Seis kilómetros campo a través. Del kilómetro veinticinco al treinta y uno, antes de ser profesor, antes de ser jubilado, cuando nuestro hombre es un joven universitario en California con el cuerpo aún en garantía, lo guarda en una taquilla durante un centenar largo de horas, lo cuelga del techo, lo arrastra por cristales rotos, lo electrocuta, lo perfora con alfileres, lo crucifica a un Volkswagen, lo inmoviliza durante días, veintidós, otra cifra armónica, bien calibrada por el artista que, sí, también hace atravesar su baqueteado cuerpo por una artística bala del calibre veintidós, en lo que se convierte en su obra más celebrada. El sempiterno escándalo del arte, centrado ahora, entonces, en la verdad o el engaño y en la valentía estética o el desequilibrio psicológico.

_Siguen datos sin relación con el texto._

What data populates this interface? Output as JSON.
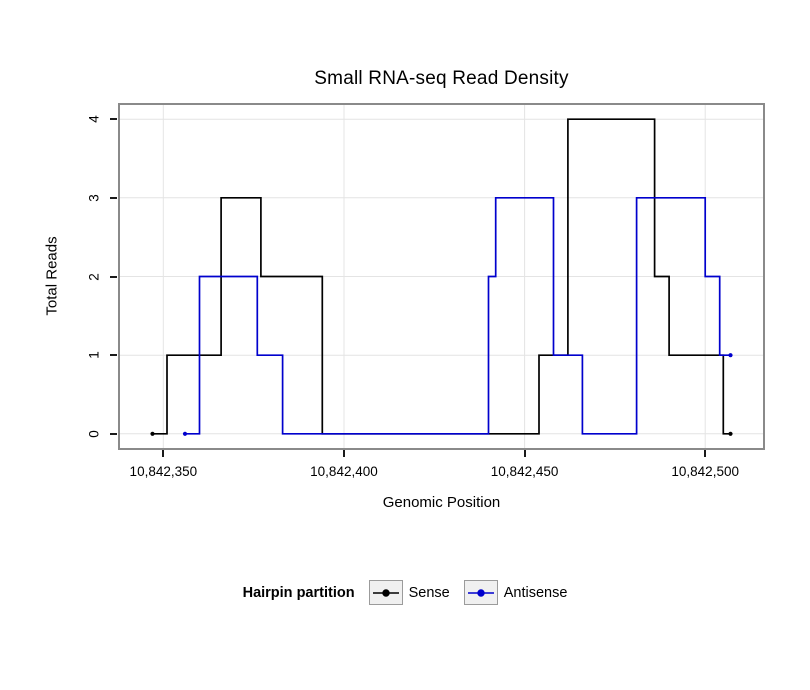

¿Un masoquista? Tal vez. Numerosos son los críticos que sustentan esa visión con evidencias biográficas para probarlo. Para empezar, ese accidente en el kilómetro doce, el pie destrozado tras caer de un ciclomotor, la necesidad de operar inmediatamente, antes de que la anestesia pueda hacer su magia atontadora (¿qué son dos agujeritos de cinco coma seis milímetros en el brazo, pequeños y limpios, entrada y salida, para quien de niño tuvo que enfrentarse a eso?; ¿qué son dos clavos en las manos, cuya localización fue perfectamente estudiada para causar el mínimo daño?) Un masoquista, pues. O mejor, un sadomasoquista al límite, como afirma el crítico Schjeldahl[1].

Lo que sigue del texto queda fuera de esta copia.